13 de agosto de 2026
FÉ E EDUCAÇÃO

Igreja Nossa Senhora da Assunção celebra 100 anos em Piracicaba

Por Da Redação | JP1 |
| Tempo de leitura: 3 min

No dia 16 de agosto de 2026, a Igreja Nossa Senhora da Assunção de Piracicaba completa 100 anos de história, fé e educação.

Uma trajetória marcante em nossa cidade, que remonta a 1844, com a iniciativa de um ituano e morador de Piracicaba, o Sr. Miguel Arcanjo Benício Dutra, popularmente conhecido como Miguelzinho Dutra, cujos restos mortais estão sepultados no interior da Igreja da Assunção. Idealizador e construtor da primitiva igreja, Miguelzinho Dutra utilizou suas próprias mãos e seus conhecimentos como arquiteto, entalhador, escultor e pintor na construção do templo.

Em 24 de fevereiro de 1851, Miguelzinho Dutra criou a Irmandade de Nossa Senhora da Boa Morte e, em 5 de abril de 1853, iniciou a edificação do templo, concluída em 26 de junho de 1855. A igreja foi abençoada em 3 de setembro do mesmo ano, com o translado da imagem de Nossa Senhora da Boa Morte, vinda da Igreja Matriz, hoje Catedral de Santo Antônio, para o templo recém-inaugurado.

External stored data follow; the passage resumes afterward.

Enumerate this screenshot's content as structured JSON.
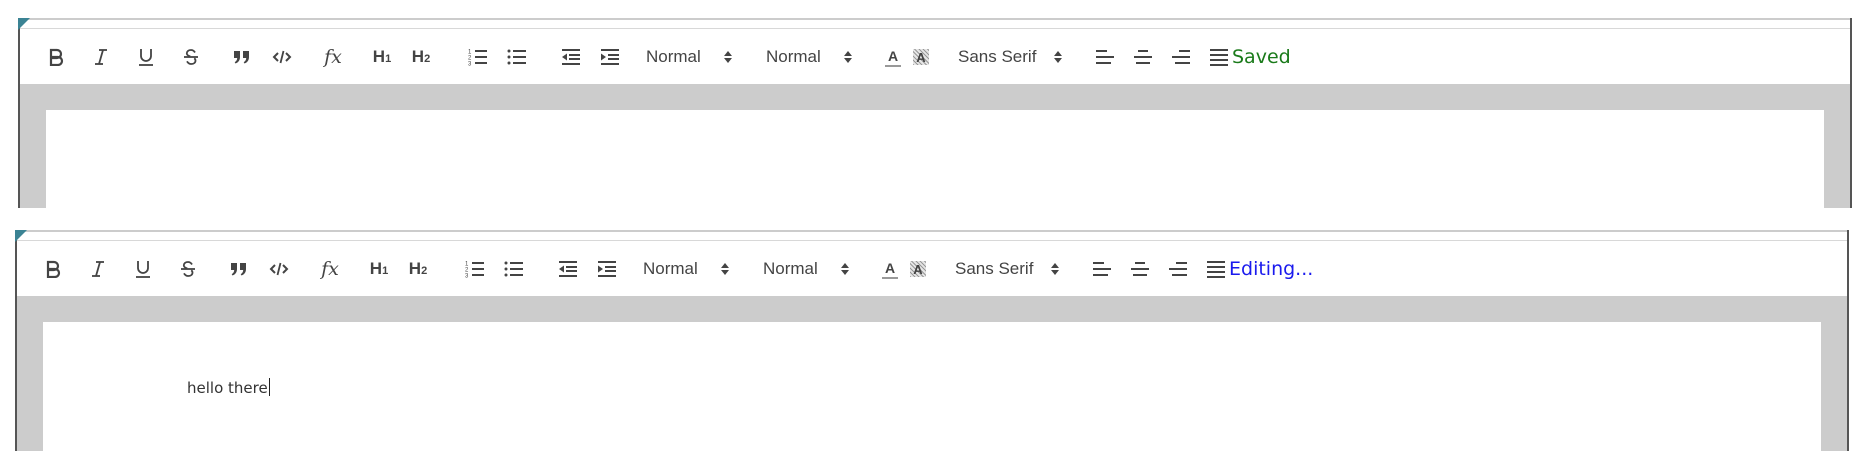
{
  "editors": [
    {
      "status": "Saved",
      "status_color": "#1a7a1a",
      "content_text": ""
    },
    {
      "status": "Editing...",
      "status_color": "#1a1aee",
      "content_text": "hello there"
    }
  ],
  "toolbar": {
    "header1_label": "H",
    "header1_sub": "1",
    "header2_label": "H",
    "header2_sub": "2",
    "size_label": "Normal",
    "header_label": "Normal",
    "font_label": "Sans Serif",
    "color_glyph": "A",
    "background_glyph": "A",
    "formula_glyph": "fx"
  },
  "icons": [
    "bold-icon",
    "italic-icon",
    "underline-icon",
    "strikethrough-icon",
    "blockquote-icon",
    "code-block-icon",
    "formula-icon",
    "header-1-icon",
    "header-2-icon",
    "ordered-list-icon",
    "bullet-list-icon",
    "outdent-icon",
    "indent-icon",
    "font-color-icon",
    "background-color-icon",
    "align-left-icon",
    "align-center-icon",
    "align-right-icon",
    "align-justify-icon"
  ],
  "accent_colors": {
    "corner": "#3b8394",
    "grey": "#cccccc",
    "icon": "#444444"
  }
}
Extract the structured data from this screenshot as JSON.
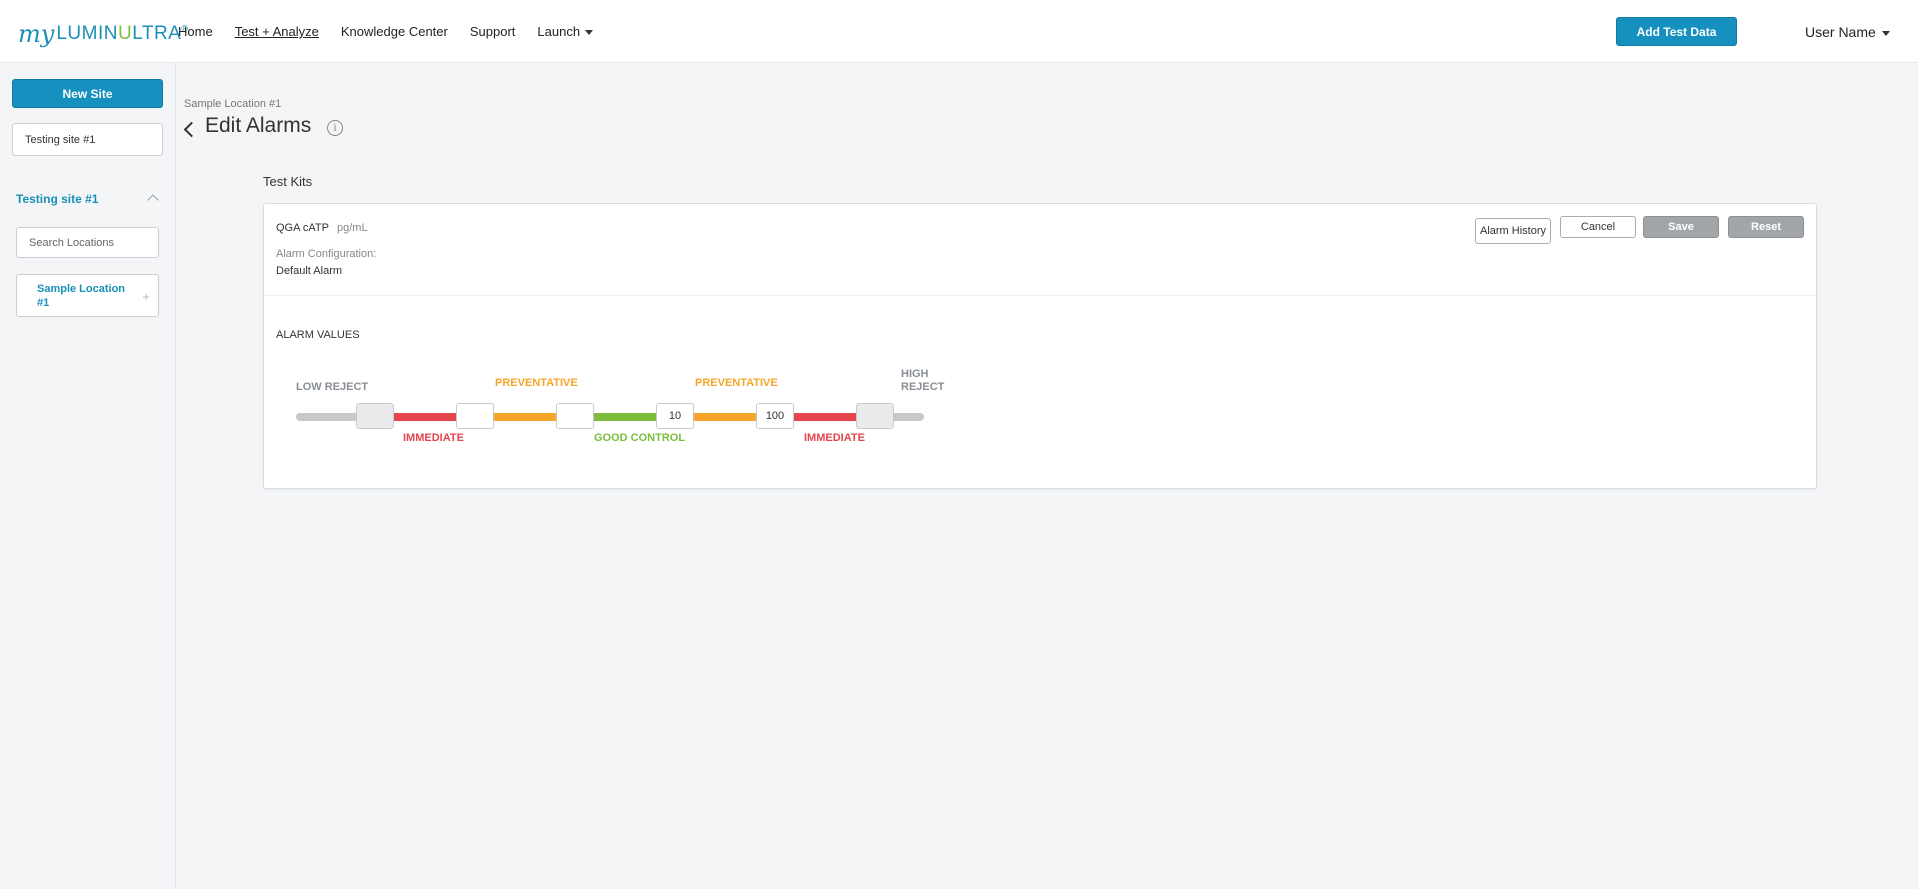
{
  "brand": {
    "my": "my",
    "name_a": "LUMIN",
    "name_u": "U",
    "name_b": "LTRA",
    "reg": "®"
  },
  "nav": {
    "items": [
      {
        "label": "Home"
      },
      {
        "label": "Test + Analyze"
      },
      {
        "label": "Knowledge Center"
      },
      {
        "label": "Support"
      },
      {
        "label": "Launch"
      }
    ],
    "add_test_data": "Add Test Data",
    "user_name": "User Name"
  },
  "sidebar": {
    "new_site": "New Site",
    "site_select": "Testing site #1",
    "site_heading": "Testing site #1",
    "search_placeholder": "Search Locations",
    "location": "Sample Location #1",
    "location_add_icon": "plus-icon"
  },
  "page": {
    "breadcrumb": "Sample Location #1",
    "title": "Edit Alarms",
    "info_icon": "i"
  },
  "test_kits": {
    "section_title": "Test Kits",
    "kit_name": "QGA cATP",
    "kit_unit": "pg/mL",
    "config_label": "Alarm Configuration:",
    "config_value": "Default Alarm",
    "buttons": {
      "alarm_history": "Alarm History",
      "cancel": "Cancel",
      "save": "Save",
      "reset": "Reset"
    },
    "alarm_values_title": "ALARM VALUES",
    "zones": {
      "low_reject": "LOW REJECT",
      "immediate_low": "IMMEDIATE",
      "preventative_low": "PREVENTATIVE",
      "good_control": "GOOD CONTROL",
      "preventative_high": "PREVENTATIVE",
      "immediate_high": "IMMEDIATE",
      "high_reject": "HIGH REJECT"
    },
    "thresholds": [
      "",
      "",
      "",
      "10",
      "100",
      ""
    ],
    "colors": {
      "grey": "#c8c8c8",
      "red": "#e4464e",
      "orange": "#f5a528",
      "green": "#7dbd3c",
      "accent": "#1590bf"
    }
  }
}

Também são especialmente interessantes os registros sobre a construção e a manutenção da antiga igreja. Para viabilizar a continuidade das obras, Miguel Dutra chegou a viajar até a capital do Império brasileiro, onde foi recebido pelo imperador Dom Pedro II. Em seu diário, ele próprio relata a viagem:

“No dia 19 de julho de 1864, depois de tirar atestados na Câmara Municipal, do Reverendo Vigário Joaquim Cypriano de Camargo, do Doutor Juiz de Direito da Comarca e munido das cartas de vários senhores desta cidade, fui à Capela de Nossa Senhora da Boa Morte assistir à missa que celebrou o Reverendo Padre João José de Andrade, para bom sucesso da viagem. Despedi-me das pessoas que se achavam na Capela com o fim de também assistirem aquele ato e, confiado na proteção da Santa Virgem, segui viagem para o Rio de Janeiro. Levei mais cartas de Capivari e de Itu. Em Santos demorei-me 11 dias por causa de não haver vapores para seguir. Finalmente, no dia 5 de agosto embarquei-me e cheguei ao Rio no dia 6, às 4 horas da tarde. No dia 14, dia mesmo de Nossa Senhora da Boa Morte, fui ao Paço de São Cristóvão entregar ao Imperador um oratório que fiz com a imagem da Santa feita em jaspe, a qual ofertei à Sua Alteza Real, a Imperatriz. O Imperador me recebeu com muita afabilidade, inquirindo-me sobre o meu trabalho etc.etc., deu-me 100$000 (cem mil réis), como esmola... - Auxílio para a construção da Boa Morte”.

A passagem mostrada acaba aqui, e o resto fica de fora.